Пожилая нянечка по случаю праздничного вечера была сильно пьяна. Она бродила в халате на голое тело. Среди ночи взялась полы скоблить, чего-то ей приспичило. Под ноги несчастным супругам чуть не ведро воды плеснула:
— Чего сидят как безродные! Токо уборке мешают. Сказано: сиденьем горю не поможешь.
Вскоре появился какой-то сердобольный врач и отвел их к дочери. Распорядился, чтобы они пробыли у нее не долее пяти минут, потому что незачем ее будоражить слезами и укорами. Наставления умного врача они выслушали с благоговением, но не поняли ни слова. С порога увидели, что Настенька не спит.
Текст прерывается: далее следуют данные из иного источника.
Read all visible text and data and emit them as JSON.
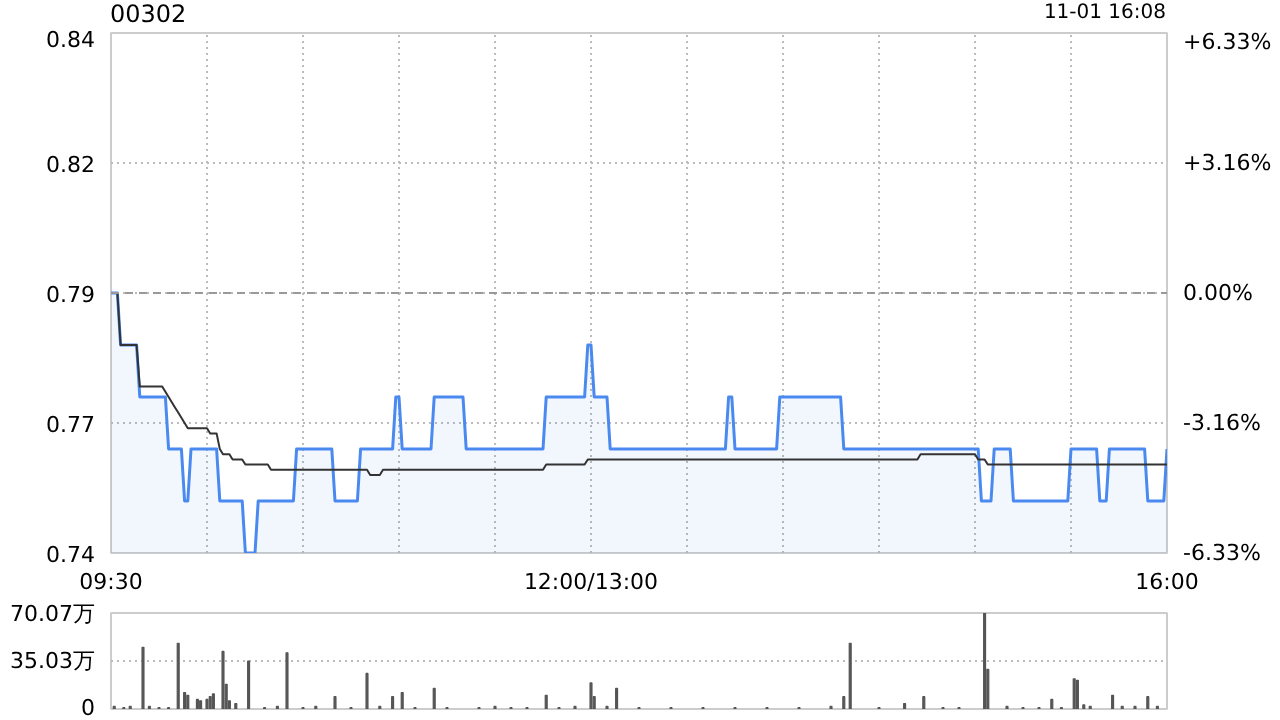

Ее тельце под одеялом занимало крохотную часть «взрослой» кровати. Она смотрела на них с загадочным выражением — и улыбалась. Личико у нее было чистое, чуть порозовевшее, головка забинтована. Нарядные пепельные прядки волос выглядывали из щелочек бинта. В комнате, кроме нее, никого не было: две кровати пустые. Сомнамбулически передвигаясь, родители кое-как присели у кровати с разных сторон. Мария Филатовна, что-то невнятно пришепетывая, выпростала из-под одеяльца девочкину руку и цепко за нее ухватилась.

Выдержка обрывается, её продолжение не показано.